THE High Court has cleared the way for the €1.3bn sale of Irish Life and Permanent's life assurance business, the Irish Life Group, to the State.
The deal was given the green light after Mr Justice Michael Peart dismissed a challenge by some shareholders of Irish Life's holding company, Irish Life and Permanent Group Holdings PLC (ILPGH), aimed at quashing a direction order for the purchase of Irish Life.
The order had been granted by the High Court last March to Finance Minister Michael Noonan under the Credit Institutions (Stabilisation) Act 2010.
In a detailed judgment, Mr Justice Peart found that the shareholders lacked the legal standing (locus standi) to challenge the direction and so dismissed their challenge.
This was on grounds including that the challengers were shareholders of ILPGH and not members of ILP itself.
The Government owns more than 99.8pc of ILPGH after it injected €2.7bn into the group in July last year, resulting in the shareholder's equity in ILPGH being diluted from 100pc to 0.2pc.
In the proceedings, lawyers for the minister argued that the sale was part of the recapitalisation of ILP as required by the Central Bank and the 'troika' of the EU Commission, the International Monetary Fund and the European Central Bank.
The minister claimed that there was an urgency to the matter as the recapitalisation must be completed by the end of June or the bank could face sanctions.
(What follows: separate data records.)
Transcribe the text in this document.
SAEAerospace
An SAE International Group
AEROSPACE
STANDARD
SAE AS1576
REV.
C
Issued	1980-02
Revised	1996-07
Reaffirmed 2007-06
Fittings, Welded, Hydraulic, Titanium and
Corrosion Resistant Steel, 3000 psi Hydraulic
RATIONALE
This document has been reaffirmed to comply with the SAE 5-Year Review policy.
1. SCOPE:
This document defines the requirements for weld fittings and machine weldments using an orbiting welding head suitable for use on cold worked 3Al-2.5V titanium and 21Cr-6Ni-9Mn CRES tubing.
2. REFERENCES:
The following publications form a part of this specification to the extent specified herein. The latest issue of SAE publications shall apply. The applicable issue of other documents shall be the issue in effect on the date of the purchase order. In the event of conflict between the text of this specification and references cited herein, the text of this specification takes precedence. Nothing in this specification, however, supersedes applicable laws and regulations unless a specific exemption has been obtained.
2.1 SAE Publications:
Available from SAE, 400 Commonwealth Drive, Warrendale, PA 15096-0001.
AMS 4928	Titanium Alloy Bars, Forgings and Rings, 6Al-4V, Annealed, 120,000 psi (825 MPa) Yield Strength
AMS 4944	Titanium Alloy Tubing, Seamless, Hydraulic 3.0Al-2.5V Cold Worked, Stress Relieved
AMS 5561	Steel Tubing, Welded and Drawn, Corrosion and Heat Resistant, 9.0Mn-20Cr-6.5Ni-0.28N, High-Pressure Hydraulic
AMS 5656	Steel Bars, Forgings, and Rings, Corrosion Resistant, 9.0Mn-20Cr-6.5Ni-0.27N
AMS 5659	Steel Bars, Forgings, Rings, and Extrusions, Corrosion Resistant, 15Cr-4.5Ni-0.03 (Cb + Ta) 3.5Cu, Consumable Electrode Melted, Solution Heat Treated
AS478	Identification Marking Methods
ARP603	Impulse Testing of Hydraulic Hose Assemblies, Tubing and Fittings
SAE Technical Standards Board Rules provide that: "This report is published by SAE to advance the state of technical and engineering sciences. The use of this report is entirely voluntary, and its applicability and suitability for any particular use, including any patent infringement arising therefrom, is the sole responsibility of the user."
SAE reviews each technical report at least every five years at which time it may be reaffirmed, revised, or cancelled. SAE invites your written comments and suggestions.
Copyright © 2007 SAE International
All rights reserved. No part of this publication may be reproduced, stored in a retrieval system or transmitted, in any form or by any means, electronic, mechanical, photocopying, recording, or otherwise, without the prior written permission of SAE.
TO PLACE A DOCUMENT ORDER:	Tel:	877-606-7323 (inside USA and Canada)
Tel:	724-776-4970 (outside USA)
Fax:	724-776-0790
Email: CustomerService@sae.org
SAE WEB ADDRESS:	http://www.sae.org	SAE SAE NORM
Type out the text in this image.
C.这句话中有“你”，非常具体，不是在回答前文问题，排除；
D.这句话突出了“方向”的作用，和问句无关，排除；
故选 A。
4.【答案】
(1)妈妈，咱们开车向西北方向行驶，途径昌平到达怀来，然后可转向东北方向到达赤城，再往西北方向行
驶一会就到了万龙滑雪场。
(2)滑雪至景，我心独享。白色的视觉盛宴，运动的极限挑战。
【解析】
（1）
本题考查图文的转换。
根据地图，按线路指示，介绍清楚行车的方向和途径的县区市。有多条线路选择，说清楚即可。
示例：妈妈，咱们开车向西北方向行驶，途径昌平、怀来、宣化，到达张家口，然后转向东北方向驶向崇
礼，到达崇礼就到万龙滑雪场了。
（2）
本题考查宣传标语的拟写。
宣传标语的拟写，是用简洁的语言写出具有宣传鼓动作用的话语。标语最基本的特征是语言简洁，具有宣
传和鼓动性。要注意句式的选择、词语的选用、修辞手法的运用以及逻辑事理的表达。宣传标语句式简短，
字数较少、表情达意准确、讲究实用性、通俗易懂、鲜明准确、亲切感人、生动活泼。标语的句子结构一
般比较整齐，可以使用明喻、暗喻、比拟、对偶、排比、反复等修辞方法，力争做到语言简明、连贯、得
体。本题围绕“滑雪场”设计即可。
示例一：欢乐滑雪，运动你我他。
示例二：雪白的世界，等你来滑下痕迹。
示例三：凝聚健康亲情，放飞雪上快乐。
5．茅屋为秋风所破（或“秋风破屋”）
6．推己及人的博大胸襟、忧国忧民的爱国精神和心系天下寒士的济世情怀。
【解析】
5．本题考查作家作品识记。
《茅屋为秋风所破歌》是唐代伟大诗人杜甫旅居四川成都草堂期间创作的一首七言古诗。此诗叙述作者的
ILP, a notice party to the action, also opposed the shareholders' action.
It was brought by ILPGH shareholders Gerard Dowling; Padraig McManus; Piotr Skoczylas and his company, Scotchstonecapital Fund Limited, which is based in Malta; J Frank Keohane; Georg Haug; John Paul McGann and Tibor Neugebauer.
They claimed that the €1.3bn sale of Irish Life undervalued what was the "crown jewels" of ILP. Following the ruling Mr Skoczylas, who represented himself during the nine day hearing, said that he intends to appeal the judgment to the Supreme Court.
The Minister denied all the claims and argued no grounds had been identified to justify the direction orders being set aside.
He claimed the proposed sale will result in the complete separation of ILP's life assurance and banking businesses, and is in the best interests of the State.